Potrebbe tuttavia prospettarsi, come nel film The Truman Show, l’esigenza da parte dell’uomo contemporaneo, dopo essersi immerso “dentro lo schermo” delle realtà videoludiche, di volerne uscire nuovamente per sperimentare “al di qua dello schermo” le competenze acquisite, le potenzialità creative accresciute, le percezioni affinate: non è quello forse che fanno ogni giorno gli specialistici impegnati nelle ricerche aerospaziali quando utilizzano i simulatori di volo?

 


 

[1] Indice: Introduzione / Parte prima: Alle origini dell’«homo communicans», Tecnologie e mutamenti antropologici, Tecnologie e mutamenti psico-sensoriali, «Homo communicans»  Parte seconda, «Homo ludens», Coinvolgimento e re-incanto, «Homo game» Conclusioni Riferimenti bibliografici Indice dei nomi

[2] Franco Berardi (BIFO) a cura di, Caosmosi ciberfilosofica , in Cibernauti. Tecnologia, comunicazione, democrazia. Ciberfilosofia, Castelvecchi, Roma 1995.

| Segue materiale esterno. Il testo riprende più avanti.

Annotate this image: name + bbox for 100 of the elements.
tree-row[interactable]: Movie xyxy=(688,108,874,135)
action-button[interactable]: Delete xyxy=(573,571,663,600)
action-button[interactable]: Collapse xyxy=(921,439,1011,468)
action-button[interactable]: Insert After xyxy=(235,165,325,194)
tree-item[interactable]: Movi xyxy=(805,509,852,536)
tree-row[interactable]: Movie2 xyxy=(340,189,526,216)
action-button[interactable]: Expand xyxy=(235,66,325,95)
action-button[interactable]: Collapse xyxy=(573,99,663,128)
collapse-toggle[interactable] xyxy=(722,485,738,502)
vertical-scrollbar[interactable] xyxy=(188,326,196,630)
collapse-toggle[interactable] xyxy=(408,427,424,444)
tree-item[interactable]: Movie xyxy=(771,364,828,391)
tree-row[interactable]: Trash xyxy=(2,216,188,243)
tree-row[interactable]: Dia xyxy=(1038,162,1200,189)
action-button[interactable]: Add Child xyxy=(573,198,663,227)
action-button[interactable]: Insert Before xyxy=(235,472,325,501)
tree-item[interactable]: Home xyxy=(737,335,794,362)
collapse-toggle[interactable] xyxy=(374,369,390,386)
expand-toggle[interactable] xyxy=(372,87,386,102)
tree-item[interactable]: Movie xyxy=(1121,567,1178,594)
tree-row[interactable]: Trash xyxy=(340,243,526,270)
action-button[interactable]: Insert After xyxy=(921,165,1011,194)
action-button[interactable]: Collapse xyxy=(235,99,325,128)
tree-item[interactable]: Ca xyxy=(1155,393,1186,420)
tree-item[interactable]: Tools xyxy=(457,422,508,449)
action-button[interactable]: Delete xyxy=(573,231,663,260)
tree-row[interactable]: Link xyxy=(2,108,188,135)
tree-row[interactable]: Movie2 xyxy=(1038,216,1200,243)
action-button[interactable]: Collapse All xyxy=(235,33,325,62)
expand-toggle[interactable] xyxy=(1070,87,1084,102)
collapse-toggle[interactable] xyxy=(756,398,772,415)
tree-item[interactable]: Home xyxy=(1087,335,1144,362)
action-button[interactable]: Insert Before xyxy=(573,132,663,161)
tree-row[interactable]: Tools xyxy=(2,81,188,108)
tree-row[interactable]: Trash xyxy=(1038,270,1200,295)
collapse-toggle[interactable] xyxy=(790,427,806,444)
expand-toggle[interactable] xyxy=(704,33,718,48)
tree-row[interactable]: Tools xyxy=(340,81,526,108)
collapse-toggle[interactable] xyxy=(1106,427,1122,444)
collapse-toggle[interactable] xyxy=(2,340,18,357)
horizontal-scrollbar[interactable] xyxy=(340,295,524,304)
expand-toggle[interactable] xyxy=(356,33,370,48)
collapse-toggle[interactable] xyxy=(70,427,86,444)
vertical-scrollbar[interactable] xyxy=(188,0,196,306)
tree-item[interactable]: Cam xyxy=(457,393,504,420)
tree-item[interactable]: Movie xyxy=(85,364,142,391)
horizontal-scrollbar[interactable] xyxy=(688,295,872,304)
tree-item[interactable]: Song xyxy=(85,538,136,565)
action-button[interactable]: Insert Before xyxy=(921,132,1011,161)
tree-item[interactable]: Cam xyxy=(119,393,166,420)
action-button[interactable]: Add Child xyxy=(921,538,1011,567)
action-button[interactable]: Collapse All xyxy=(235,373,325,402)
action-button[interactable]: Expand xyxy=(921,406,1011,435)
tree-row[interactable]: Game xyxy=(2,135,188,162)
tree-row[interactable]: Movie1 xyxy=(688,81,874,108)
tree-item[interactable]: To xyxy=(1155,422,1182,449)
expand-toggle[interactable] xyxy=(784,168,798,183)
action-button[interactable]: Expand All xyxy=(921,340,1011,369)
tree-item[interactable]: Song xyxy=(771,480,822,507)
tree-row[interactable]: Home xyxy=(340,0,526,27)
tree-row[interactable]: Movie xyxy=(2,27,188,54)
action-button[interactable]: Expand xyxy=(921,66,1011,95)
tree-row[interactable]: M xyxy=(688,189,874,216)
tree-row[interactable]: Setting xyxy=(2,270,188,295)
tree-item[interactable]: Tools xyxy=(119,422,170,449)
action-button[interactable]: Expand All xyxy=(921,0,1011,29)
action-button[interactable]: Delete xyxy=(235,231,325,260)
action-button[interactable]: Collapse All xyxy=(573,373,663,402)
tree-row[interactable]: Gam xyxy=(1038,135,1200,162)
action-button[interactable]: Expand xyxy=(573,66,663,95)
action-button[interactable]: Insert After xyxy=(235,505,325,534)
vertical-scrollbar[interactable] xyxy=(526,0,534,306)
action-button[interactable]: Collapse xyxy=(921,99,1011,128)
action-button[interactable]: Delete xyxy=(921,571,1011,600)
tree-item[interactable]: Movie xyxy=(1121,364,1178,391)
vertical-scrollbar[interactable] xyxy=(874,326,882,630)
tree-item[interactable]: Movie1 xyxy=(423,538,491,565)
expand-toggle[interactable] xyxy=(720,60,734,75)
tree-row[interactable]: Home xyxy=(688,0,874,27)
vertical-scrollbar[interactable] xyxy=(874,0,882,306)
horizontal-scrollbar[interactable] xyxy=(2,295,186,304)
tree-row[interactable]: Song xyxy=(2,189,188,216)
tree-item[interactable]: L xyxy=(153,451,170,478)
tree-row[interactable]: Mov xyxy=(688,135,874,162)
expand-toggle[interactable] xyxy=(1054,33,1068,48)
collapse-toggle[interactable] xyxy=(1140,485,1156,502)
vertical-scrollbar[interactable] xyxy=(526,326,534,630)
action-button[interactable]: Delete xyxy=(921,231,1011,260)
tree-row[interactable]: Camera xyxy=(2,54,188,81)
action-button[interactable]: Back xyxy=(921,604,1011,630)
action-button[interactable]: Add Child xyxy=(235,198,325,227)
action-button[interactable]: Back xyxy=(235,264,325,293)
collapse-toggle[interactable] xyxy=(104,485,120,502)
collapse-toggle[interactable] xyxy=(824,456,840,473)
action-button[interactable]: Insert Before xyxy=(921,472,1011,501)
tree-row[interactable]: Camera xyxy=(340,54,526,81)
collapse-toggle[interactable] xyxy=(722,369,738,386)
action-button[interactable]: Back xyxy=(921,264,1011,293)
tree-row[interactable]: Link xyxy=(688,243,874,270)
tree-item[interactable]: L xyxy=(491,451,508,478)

[3] «L’uomo ‘nuovo’, l’uomo moderno – scrive Philippe Breton - è in primo luogo un essere che comunica. Il suo interno è totalmente all’esterno. I messaggi che riceve non provengono da un’identità mitica, bensì dal suo ambiente. Egli non agisce, reagisce, non a un’azione ma reagisce a una reazione […] trae la propria energia e la sua sostanza vitale non da qualità intrinseche provenienti dal suo interno, bensì dalla sua capacità – in quanto individuo ‘innestato’, collegato a ‘grandi sistemi di comunicazione’ – di raccogliere, trattare e analizzare l’informazione di cui ha bisogno per vivere. […]». Cit. in G. Pecchinenda, Videogiochi e cultura della simulazione,  Editori Laterza, Roma-Bari 2003, pp.66-67.

[4] Ibidem. Pecchinenda fa qui riferimento (pp. 8-13) alle teorie dell’evoluzionismo esosomatico secondo cui così come l’evoluzione animale procede attraverso lo sviluppo di nuovi organi e funzioni, quella umana procede attraverso lo sviluppo di nuovi organi al di fuori del corpo - esosomaticamente, appunto –  «l’uomo cioè, invece di sviluppare migliori occhi e migliori orecchie, produce occhiali, microscopi, telescopi, telefoni, cornette e così via (…)».